Nocturnal tomato pest

Asked July 23, 2020, 7:00 PM EDT

Can I spray a home made mix of water, eucalyptus oil, oregano oil, tea tree oil, lemon grass oil ON the tomato plant? i use it for biting insect/spider repellent but have been careful to avoid the tomatoes. Insect eating tomato plant leaves at night. leaving piles of little black poops the size of a large pin head on the leaves below where the leaf has been eaten. have not seen the insect in the daytime. no worms, eggs, on under sides of leaves. two plants. both same variety Celebrity. only one plant is affected. Saw a light colored miller on the soil shortly after sundown and removed it. After that, damage started. half a dozen wasps are now swarming the same plant in the afternoon sun. tomatoes are growing in large pots on third floor deck. Every year for over ten years. Pots are cleaned in bleach water and filled with new soil each year.

Hennepin County Minnesota

5 Responses

I am part of Extension so I can’t recommend an untested or reviewed pest concoction. I can’t find any I formation about it nor am I familiar with it. There is no way to evaluate effectiveness or affect on the plant. If tomatoes are getting plants of water they can usually keep ahead of pests.

Your plant may have flea beetles. It would be something to look for. The miller moth doesn’t eat tomato plants.

My goodness. Blah blah blah How many years have you grown tomatoes?

Already checked the website you referred me to. Was frustrated with so little tomato information. Thus the message.

Not flea beetles. Nothing close to that. Doesn't look anything like the damage in the photo. Eating whole leaves overnight. Then disappears in the day. We sit on the deck several hours a day between 3-4 feet away and check the plants a dozen times per day.

Water not an issue.

FYI I put a fine mist of the essential oil mix (heavily watered down) over the plant and inside. Very light. Did not drip off the leaves. Nocturnal damage stopped. Wasps were no longer attracted in the day. Plants thriving other than losing 3-5 leaves.. We can sit on the deck again.

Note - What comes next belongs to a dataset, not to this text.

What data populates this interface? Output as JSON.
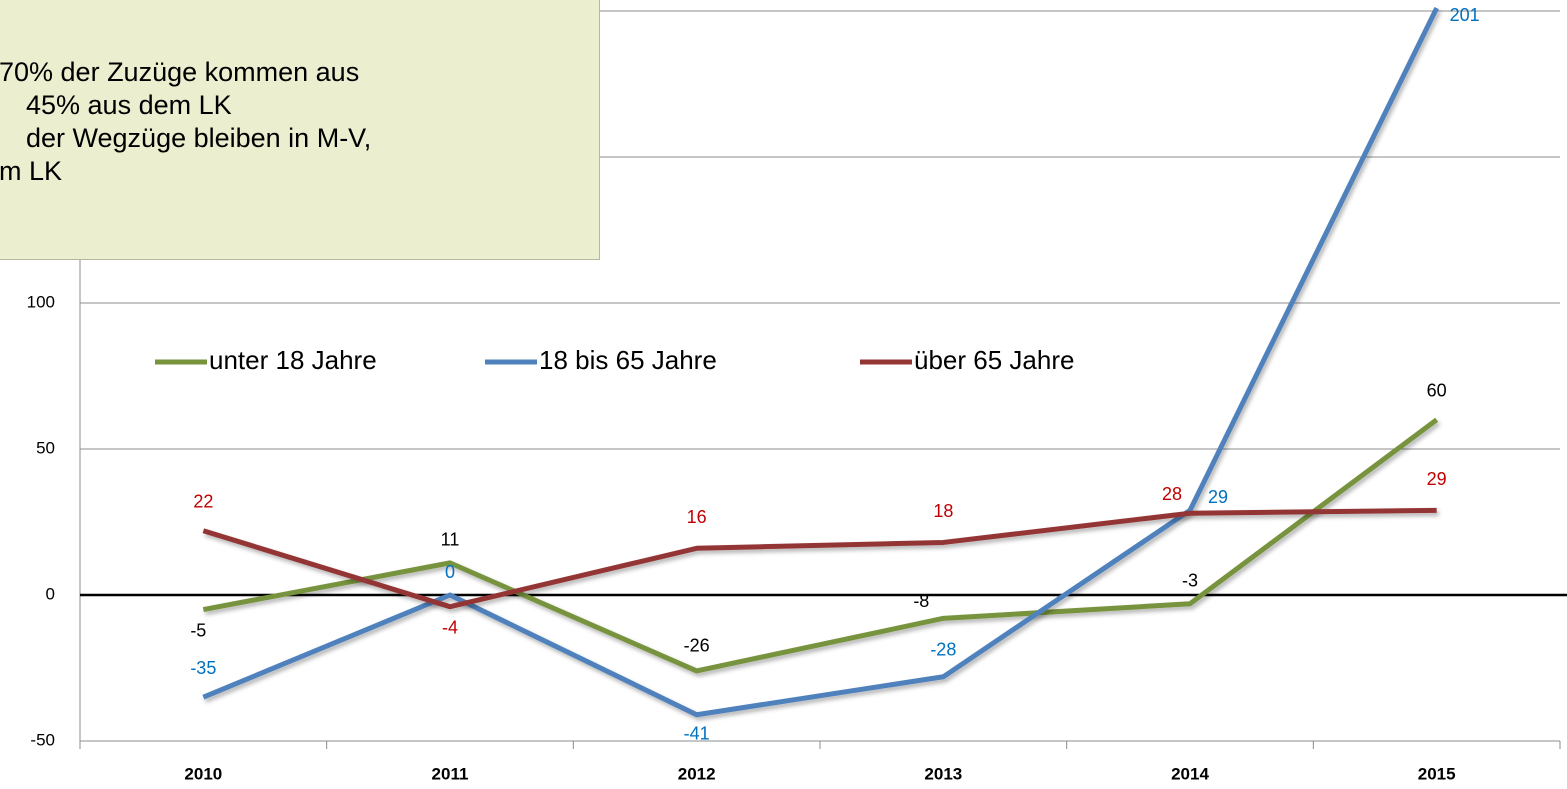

Sorry to waste your time. Not inclined to seek extension advice in future.

Evelyn,

Your first response to my question appeared to be online search results (which I had already done at various sites) and not from experience. The negative, robotic reply did not inspire confidence in U of M Extension, basic customer service skills or an earnest desire to share with a fellow gardener.

i couldn't get past these:
Not my job, I can't, I can't, there is no way.

Thus the frustration in my first reply. That was not my best moment. I should have given you specific feedback the first time; a better way to say your words and tone were not helpful.

Also, I received the third email you sent privately, not visible on this thread. It negates "Have a nice day". Perhaps you regret sending it?

Please don't send privately again.

I'm sorry if you've found your experience with University of Minnesota Extension Master Gardeners has not met your needs. We are unpaid volunteers and we dedicate our time to answering all manner of gardening questions from the public, with answers that are based on current peer-reviewed University research.

We never send replies privately. Perhaps you received a reminder through the eXtension.org system that you had a response to your question (as you will for this response).

The person who answered your question has many years of experience growing tomatoes. I, myself, have grown tomatoes for over 50 years. The mixture you are using is not research-based. We cannot recommend either its efficacy or its safety.

As for what is damaging your tomato's leaves, you could look at night with a flashlight when you say the damage is happening. You could also send us a photo of the damage and the excrement. One pest that eats tomato plants is the tomato hornworm. In spite of its immense size, it is easy to miss because it blends in with the foliage. It will leave black excrement like you've described. However, tomato hornworms are not common in Minnesota.

Some other possibilities are slugs (feed at night, but not usually on tomatoes, and don't leave excrement) or some critter (squirrels, birds).